Measurement

Due: Wednesday, Oct 1 11:59PM

Step -1

Run this command from the terminal:

echo 'export SBT_OPTS="-Xmx512m -Xss100m"' >> ~/.profile

This increases the stack size limit for SBT to 100MB and sets the memory limit to 512MB.

For this assignment, you will measure the time it takes to execute typical operations on several represetations of integer-sets: ordered association lists, (unbalanced) binary search trees, and AVL trees. We provide the data structures, but you have to develop the benchmarking framework.

Optional Reading

You already know how to implement sets using ordered lists and binary search trees. However, you probably are not familiar with AVL trees. We strongly recommend reading the Sets Appeal chapter from Programming and Programming Languages. It briefly describes how to represent sets using ordered-lists and binary search trees, but spends most of its time discussing AVL trees.

Preliminaries

With this assignment, we will cease using the scala220 program and start using professional build tools: sbt and ScalaTest. These are covered in the reading for the week.

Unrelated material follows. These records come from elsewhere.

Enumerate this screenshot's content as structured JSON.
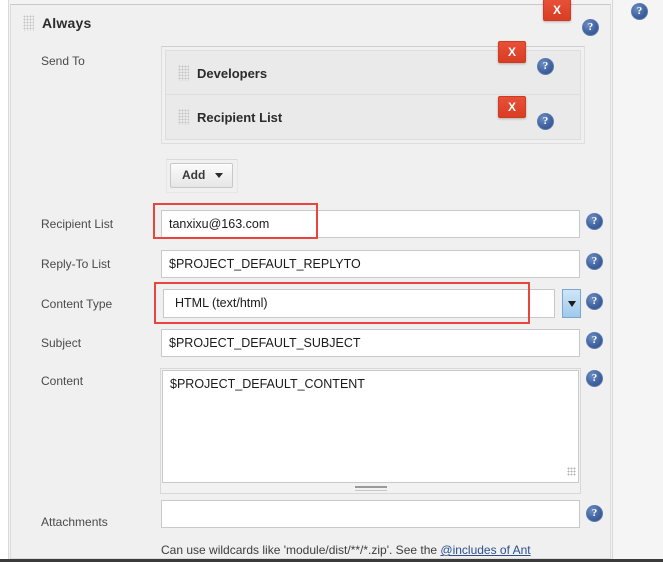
{
  "section": {
    "title": "Always",
    "grip_icon": "drag-handle-icon",
    "delete_label": "X",
    "help_icon": "help-icon"
  },
  "send_to": {
    "label": "Send To",
    "rows": [
      {
        "title": "Developers",
        "delete_label": "X"
      },
      {
        "title": "Recipient List",
        "delete_label": "X"
      }
    ],
    "add_label": "Add"
  },
  "fields": {
    "recipient_list": {
      "label": "Recipient List",
      "value": "tanxixu@163.com",
      "highlighted": true
    },
    "reply_to_list": {
      "label": "Reply-To List",
      "value": "$PROJECT_DEFAULT_REPLYTO",
      "highlighted": false
    },
    "content_type": {
      "label": "Content Type",
      "value": "HTML (text/html)",
      "options": [
        "HTML (text/html)"
      ],
      "highlighted": true
    },
    "subject": {
      "label": "Subject",
      "value": "$PROJECT_DEFAULT_SUBJECT",
      "highlighted": false
    },
    "content": {
      "label": "Content",
      "value": "$PROJECT_DEFAULT_CONTENT",
      "highlighted": false
    },
    "attachments": {
      "label": "Attachments",
      "value": "",
      "highlighted": false
    }
  },
  "footer": {
    "hint_prefix": "Can use wildcards like 'module/dist/**/*.zip'. See the ",
    "hint_link": "@includes of Ant"
  },
  "colors": {
    "delete_red": "#d93d22",
    "help_blue": "#41639f",
    "highlight_red": "#e8463c",
    "panel_bg": "#f0f0f0",
    "link_blue": "#2d4f8f"
  }
}
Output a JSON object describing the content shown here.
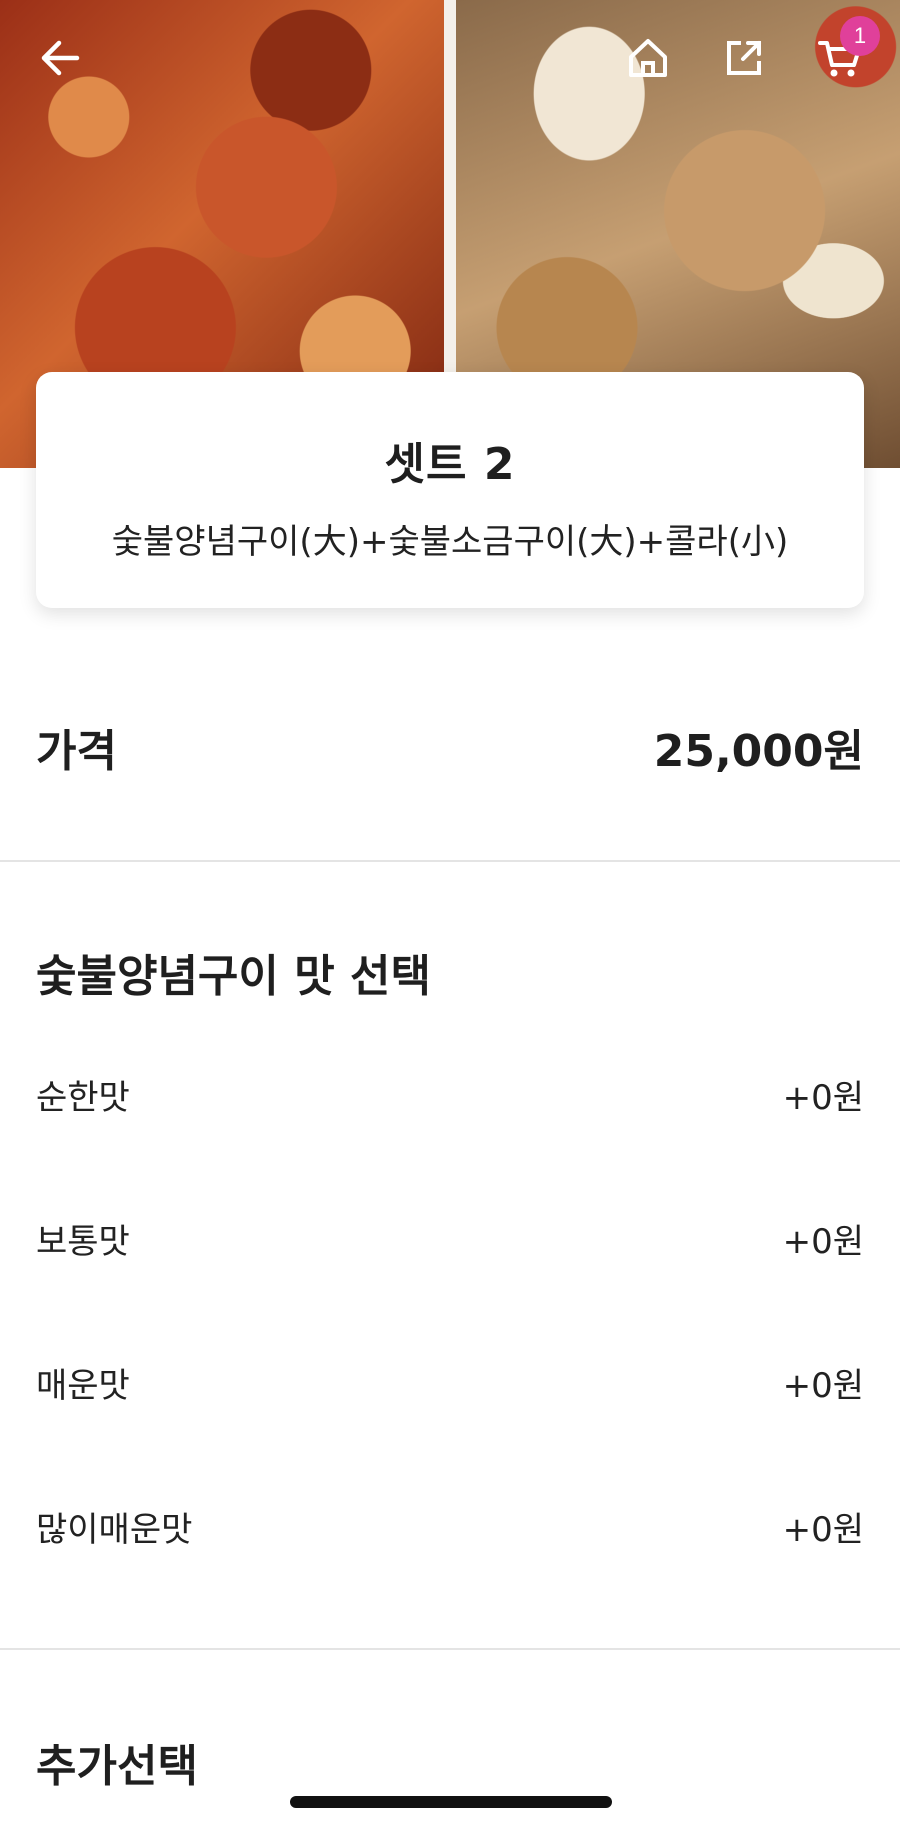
{
  "header": {
    "back_icon": "back-arrow-icon",
    "home_icon": "home-icon",
    "share_icon": "share-icon",
    "cart_icon": "cart-icon",
    "cart_count": "1",
    "badge_color": "#e0409a"
  },
  "menu": {
    "name": "셋트 2",
    "description": "숯불양념구이(大)+숯불소금구이(大)+콜라(小)"
  },
  "price": {
    "label": "가격",
    "value": "25,000원"
  },
  "flavor_section": {
    "title": "숯불양념구이 맛 선택",
    "options": [
      {
        "label": "순한맛",
        "price": "+0원"
      },
      {
        "label": "보통맛",
        "price": "+0원"
      },
      {
        "label": "매운맛",
        "price": "+0원"
      },
      {
        "label": "많이매운맛",
        "price": "+0원"
      }
    ]
  },
  "extra_section": {
    "title": "추가선택"
  }
}
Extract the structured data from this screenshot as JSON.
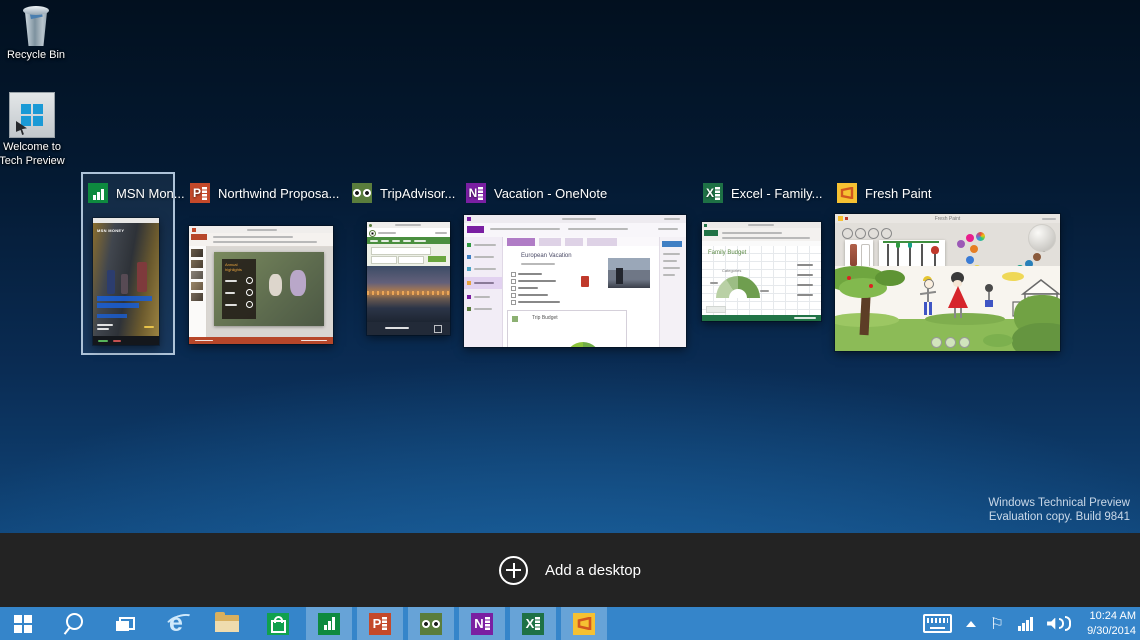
{
  "desktop": {
    "icons": [
      {
        "label": "Recycle Bin"
      },
      {
        "label": "Welcome to Tech Preview"
      }
    ],
    "watermark": {
      "line1": "Windows Technical Preview",
      "line2": "Evaluation copy. Build 9841"
    }
  },
  "task_view": {
    "add_desktop_label": "Add a desktop",
    "windows": [
      {
        "label": "MSN Mon...",
        "app": "MSN Money",
        "selected": true,
        "content": {
          "header": "MSN MONEY"
        }
      },
      {
        "label": "Northwind Proposa...",
        "app": "PowerPoint",
        "content": {
          "slide_title": "Annual highlights"
        }
      },
      {
        "label": "TripAdvisor...",
        "app": "TripAdvisor",
        "content": {}
      },
      {
        "label": "Vacation - OneNote",
        "app": "OneNote",
        "content": {
          "page_title": "European Vacation",
          "box_title": "Trip Budget"
        }
      },
      {
        "label": "Excel - Family...",
        "app": "Excel",
        "content": {
          "sheet_title": "Family Budget",
          "chart_title": "Categories"
        }
      },
      {
        "label": "Fresh Paint",
        "app": "Fresh Paint",
        "content": {
          "window_title": "Fresh Paint"
        }
      }
    ]
  },
  "taskbar": {
    "buttons": [
      {
        "name": "start"
      },
      {
        "name": "search"
      },
      {
        "name": "task-view"
      },
      {
        "name": "internet-explorer"
      },
      {
        "name": "file-explorer"
      },
      {
        "name": "store"
      },
      {
        "name": "msn-money"
      },
      {
        "name": "powerpoint"
      },
      {
        "name": "tripadvisor"
      },
      {
        "name": "onenote"
      },
      {
        "name": "excel"
      },
      {
        "name": "fresh-paint"
      }
    ],
    "tray": {
      "time": "10:24 AM",
      "date": "9/30/2014"
    }
  },
  "colors": {
    "taskbar": "#3585ca",
    "selection_border": "#aec3d8",
    "black_bar": "#232323",
    "excel_green": "#217346",
    "onenote_purple": "#7a1fa2",
    "powerpoint_red": "#c4492a",
    "freshpaint_yellow": "#f6c132"
  }
}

As discussed in the sbt tutorial, you should create a series of directories that look like this:

 ./measurement
 |-- build.sbt
 `-- src
     |-- main
     |   `-- scala
     |       `-- implementation goes here
     `-- test
        `|-- scala
             `-- test cases go here

Your build.sbt file must have exactly these lines:

name := "measurement"

scalaVersion := "2.11.2"

libraryDependencies += "edu.umass.cs" %% "cmpsci220" % "1.1"

libraryDependencies += "org.scalatest" %% "scalatest" % "2.2.1" % "test"

When we grade your work, we will delete your build.sbt file and use the one above. So, if you change it, you risk getting a zero.

You should use this template for your solution. You have to fill in several functions. The rest of this page will walk you through them.

1. Timing Functions

Write a higher-order function time(f, a) that calculates the time needed to execute f(a) in milliseconds.

def time[A, B](f : A => B, a : A) : Long

Use the the builtin function System.currentTimeMillis(), which returns the current time in milliseconds (since January 1, 1970).

Write a higher-order function averageTime(n, f, a) that calculates the time needed to execute f(a) in milliseconds, averaged over n executions.

def averageTime[A, B](n: Int, f: A => B, a: A) : Double

An easy way to test these functions is to use Thread.sleep(n), which pauses execution for n milliseconds. Therefore, time((n:Int) => Thread.sleep(n), n) should be approximately n.

2. Test Data Generation

You’ll be benchmarking these data structures on two types of inputs: ordered keys and randomly generated keys.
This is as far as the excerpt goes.